The alleged infringements revolve around some core functions of web technology, which are widely considered ubiquitous industry standards. These lawsuits bring to surface just how terrifyingly complicated the line can be between enabling innovation and protecting it. This line is as ambiguous as the size of the patent, intellectual property, and associated litigation economy.
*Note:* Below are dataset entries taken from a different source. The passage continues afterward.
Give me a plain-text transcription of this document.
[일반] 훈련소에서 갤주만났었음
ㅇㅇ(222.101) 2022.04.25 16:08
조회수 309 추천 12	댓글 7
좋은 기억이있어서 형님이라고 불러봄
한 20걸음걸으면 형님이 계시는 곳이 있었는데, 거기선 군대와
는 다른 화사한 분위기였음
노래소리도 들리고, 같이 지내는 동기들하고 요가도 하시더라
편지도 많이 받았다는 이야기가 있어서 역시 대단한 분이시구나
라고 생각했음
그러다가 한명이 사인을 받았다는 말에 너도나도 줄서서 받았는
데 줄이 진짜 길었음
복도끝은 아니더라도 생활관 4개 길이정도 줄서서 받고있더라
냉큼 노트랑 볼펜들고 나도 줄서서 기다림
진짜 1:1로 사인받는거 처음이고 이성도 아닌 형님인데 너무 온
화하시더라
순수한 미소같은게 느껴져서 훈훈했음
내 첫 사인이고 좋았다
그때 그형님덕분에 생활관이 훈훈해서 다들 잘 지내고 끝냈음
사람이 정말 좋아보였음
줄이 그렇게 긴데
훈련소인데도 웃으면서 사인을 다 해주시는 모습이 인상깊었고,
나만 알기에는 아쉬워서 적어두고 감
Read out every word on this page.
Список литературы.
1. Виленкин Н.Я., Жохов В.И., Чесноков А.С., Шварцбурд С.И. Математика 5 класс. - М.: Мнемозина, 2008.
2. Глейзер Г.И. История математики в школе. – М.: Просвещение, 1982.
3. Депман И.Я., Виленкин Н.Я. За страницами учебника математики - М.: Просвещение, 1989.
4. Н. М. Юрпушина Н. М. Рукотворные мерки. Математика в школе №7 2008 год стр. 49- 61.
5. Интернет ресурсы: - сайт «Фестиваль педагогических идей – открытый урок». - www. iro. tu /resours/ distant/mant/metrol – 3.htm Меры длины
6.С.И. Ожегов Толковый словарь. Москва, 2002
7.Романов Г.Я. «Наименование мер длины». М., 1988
It’s unclear exactly how expensive it is to fend off “patent trolls,” but with lawyers fueling the economy of an entire town in Texas, litigation eats into margins. Patent lawyers can bill $1,200 per hour. Apple spent $32 million in one case against Google. Steve Jobs had famously told his biographer that he would spend $40 billion to prove Android phones copy the iPhone. Mark Lemley, a professor at Stanford Law School and a founding partner of Durie Tangri LLP, told the Wall Street Journal, “it wouldn’t surprise me if the smartphone companies have spent a billion in legal fees.” He added, “We know they’ve spent $15 billion in the last two years buying patents… so the companies clearly think there is far more at stake than what they are paying their lawyers.”
To sum up how Rackspace chief technology officer John Engates feels about the litigation, he said PersonalWeb is “a patent troll looking for a settlement.” PersonalWeb is located near the infamously plaintiff-friendly town of Marshall, Texas, known for seeing a disproportionate number of patent and intellectual property cases. According to LegalMetric, patent holders win 78 percent of the time in the Marshall court.